Wine should not be exposed to large amounts of sunlight, this is common knowledge. A little indirect sunlight is not going to ruin wine immediately, or else stores would have them in a cave; but if ever wine bags are not an option and sun is a danger there are more options than just hiding wine bottles from the sun. Say the wine cellar needs work done on it or a collection needs transported; instead of hoping there are enough wine bags around to store it all, try paper bags.  Either the ones from grocery stores or even lunch bags both block out the sunlight that could otherwise damage the bottles’ contents.                 While they cannot provide the controlled climate of a good insulated bag, paper bags are even okay from long term storage if the proper climate can be achieved but darkness cannot.  Just remember to label the bags because jostling the bottles too much can be just as damaging as the light.

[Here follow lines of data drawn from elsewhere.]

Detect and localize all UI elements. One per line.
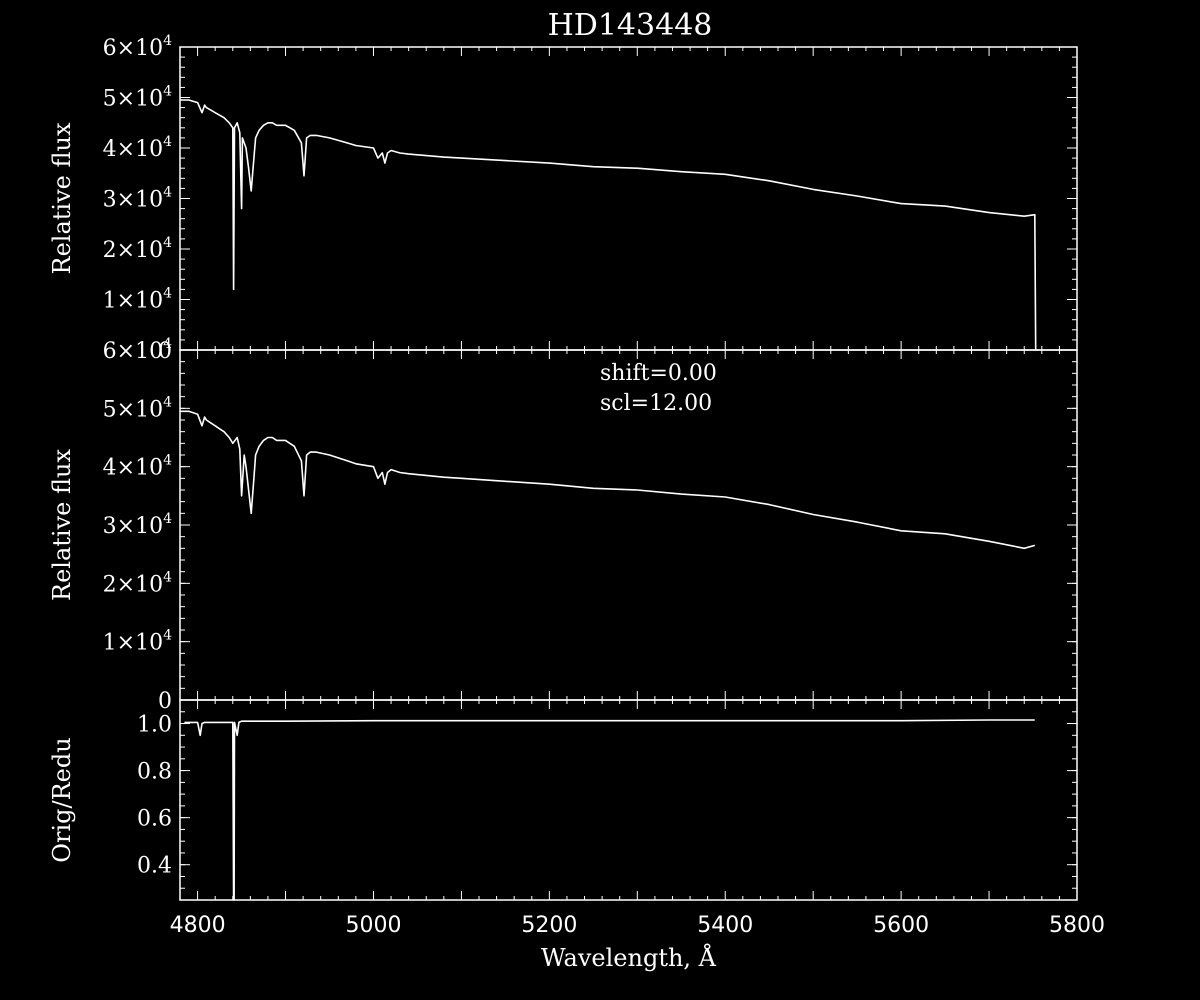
y-tick-label: 4×104 xyxy=(103,453,172,481)
y-tick-label: 0.4 xyxy=(137,854,172,879)
spectrum-line-middle xyxy=(180,410,1036,550)
panel-top: 0 1×104 2×104 3×104 4×104 5×104 6×104 Relative … xyxy=(48,33,1078,364)
y-tick-label: 0.8 xyxy=(137,760,172,785)
y-axis-label: Relative flux xyxy=(48,449,76,601)
spectrum-line-bottom xyxy=(184,719,1035,901)
plot-frame xyxy=(179,699,1078,901)
y-tick-label: 0.6 xyxy=(137,807,172,832)
annotation-text: scl=12.00 xyxy=(600,391,712,416)
y-axis-label: Relative flux xyxy=(48,122,76,274)
plot-frame xyxy=(179,46,1078,351)
panel-bottom: 0.4 0.6 0.8 1.0 Orig/Redu 4800 5000 5200 5400 560… xyxy=(48,699,1105,972)
x-tick-label: 5200 xyxy=(521,913,577,938)
y-tick-label: 2×104 xyxy=(103,235,172,263)
x-tick-label: 4800 xyxy=(170,913,226,938)
x-tick-label: 5000 xyxy=(345,913,401,938)
chart-title: HD143448 xyxy=(548,8,713,43)
y-tick-label: 1×104 xyxy=(103,286,172,314)
y-tick-label: 6×104 xyxy=(103,336,172,364)
y-tick-label: 2×104 xyxy=(103,569,172,597)
y-tick-label: 3×104 xyxy=(103,511,172,539)
y-tick-label: 6×104 xyxy=(103,33,172,61)
x-tick-label: 5400 xyxy=(697,913,753,938)
x-tick-label: 5800 xyxy=(1049,913,1105,938)
y-axis-label: Orig/Redu xyxy=(48,737,76,862)
y-tick-label: 1.0 xyxy=(137,713,172,738)
y-tick-label: 1×104 xyxy=(103,628,172,656)
y-tick-label: 3×104 xyxy=(103,185,172,213)
y-tick-label: 5×104 xyxy=(103,84,172,112)
x-axis-label: Wavelength, Å xyxy=(541,943,717,972)
y-tick-label: 0 xyxy=(158,689,172,714)
y-tick-label: 0 xyxy=(158,339,172,364)
annotation-text: shift=0.00 xyxy=(600,361,717,386)
y-tick-label: 4×104 xyxy=(103,134,172,162)
spectrum-line-top xyxy=(180,99,1037,351)
y-tick-label: 5×104 xyxy=(103,394,172,422)
panel-middle: 0 1×104 2×104 3×104 4×104 5×104 6×104 Relative … xyxy=(48,336,1078,714)
x-tick-label: 5600 xyxy=(873,913,929,938)
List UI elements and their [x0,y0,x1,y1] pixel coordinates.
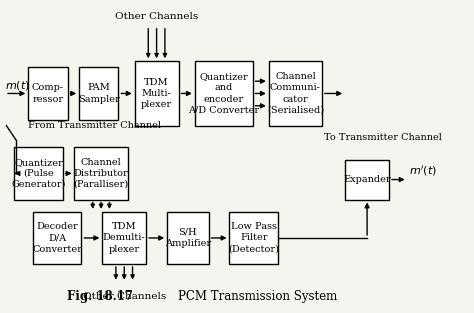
Text: Expander: Expander [343,175,391,184]
Text: To Transmitter Channel: To Transmitter Channel [324,133,442,142]
FancyBboxPatch shape [74,147,128,200]
Text: Comp-
ressor: Comp- ressor [32,84,64,104]
FancyBboxPatch shape [79,67,118,120]
Text: S/H
Amplifier: S/H Amplifier [165,228,211,248]
Text: Other Channels: Other Channels [115,12,198,21]
Text: Low Pass
Filter
(Detector): Low Pass Filter (Detector) [228,222,279,254]
FancyBboxPatch shape [33,212,82,264]
Text: $m(t)$: $m(t)$ [5,79,30,92]
Text: Channel
Distributor
(Paralliser): Channel Distributor (Paralliser) [73,158,128,189]
Text: Quantizer
and
encoder
A/D Converter: Quantizer and encoder A/D Converter [188,72,259,115]
Text: TDM
Demulti-
plexer: TDM Demulti- plexer [103,222,146,254]
FancyBboxPatch shape [195,61,253,126]
FancyBboxPatch shape [14,147,63,200]
FancyBboxPatch shape [28,67,67,120]
FancyBboxPatch shape [269,61,322,126]
Text: Fig. 18.17: Fig. 18.17 [67,290,133,303]
FancyBboxPatch shape [345,160,389,200]
FancyBboxPatch shape [135,61,179,126]
Text: Decoder
D/A
Converter: Decoder D/A Converter [32,222,82,254]
Text: Other Channels: Other Channels [82,292,166,301]
Text: Quantizer
(Pulse
Generator): Quantizer (Pulse Generator) [11,158,66,189]
Text: PAM
Sampler: PAM Sampler [78,84,119,104]
Text: TDM
Multi-
plexer: TDM Multi- plexer [141,78,172,109]
Text: PCM Transmission System: PCM Transmission System [178,290,337,303]
FancyBboxPatch shape [229,212,278,264]
FancyBboxPatch shape [167,212,209,264]
FancyBboxPatch shape [102,212,146,264]
Text: Channel
Communi-
cator
(Serialised): Channel Communi- cator (Serialised) [267,72,324,115]
Text: $m'(t)$: $m'(t)$ [409,164,437,178]
Text: From Transmitter Channel: From Transmitter Channel [28,121,161,131]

Labeled bags stop the need to check which bottles is what, similar to indicators on the top of the cork or the bottle’s neck. Protecting wine when first taking it home is just obvious, but protecting it in the home is just as important.

Essential Tools

Even the only occasional wine drinkers require a few wine accessories to enjoy a glass of wine. While a growing number of bottles are screwcaps, corks are still widely used; so at the very least a wine glass, corkscrew and stopper are needed.  Rather than think of these tools as a necessary evil, think of how they can enhance the experience of popping open a bottle of wine and relax.  Wine tools can make a huge difference in how enjoyable wine actually is. A good corkscrew makes opening a bottle less of a battle and more like opening any other bottle or jar in the kitchen. Find a corkscrew with a good handle to give the best grip.  Another good tool to have for a wine fan is a bottle stopper. It is illogical to expect a bottle of wine to not need put in the fridge; even with company there is always part of a bottle left when the night is over. This is where it is a good idea to have a stopper; otherwise any leftover wine at the end of the day is basically trash.  Don’t waste good wine, put a stopper in it.  This keeps the wine fresh longer in the refrigerator.  Appreciating wine tools just got easier.

In Memory of Patty Bogle

The wine world has been mourning this past week over the loss of Patty Bogle, an influential woman in the vintner world.  She was part of the team, and indeed the driving force, that turned a small family farm into one of California’s wine making superstars. Bogle vineyards has even been described by her son as a “second child” to Patty Bogle.  She transformed a couple acres of petite sirah and chenin blanc into one of the country’s top value-oriented brands with over a million cases sold annually.  But while Patty is responsible for many a happy wine lover taking home full two bottle wine totes, she has left the business to her family and joined her husband Chris Bogle.                  For many years Patty had been battling with acute myeloid leukemia and passed away on the 11th at the age of 59.  While a great loss for the wine world and her family alike, the Bogle Vineyards will carry on as a family business ran by her three children and eventually her nine grandchildren who all miss Patty and want to continue to see her vision through of making only the best wines with only the best grapes as the Bogle family has been doing since the Bogle brand was launched in 1979.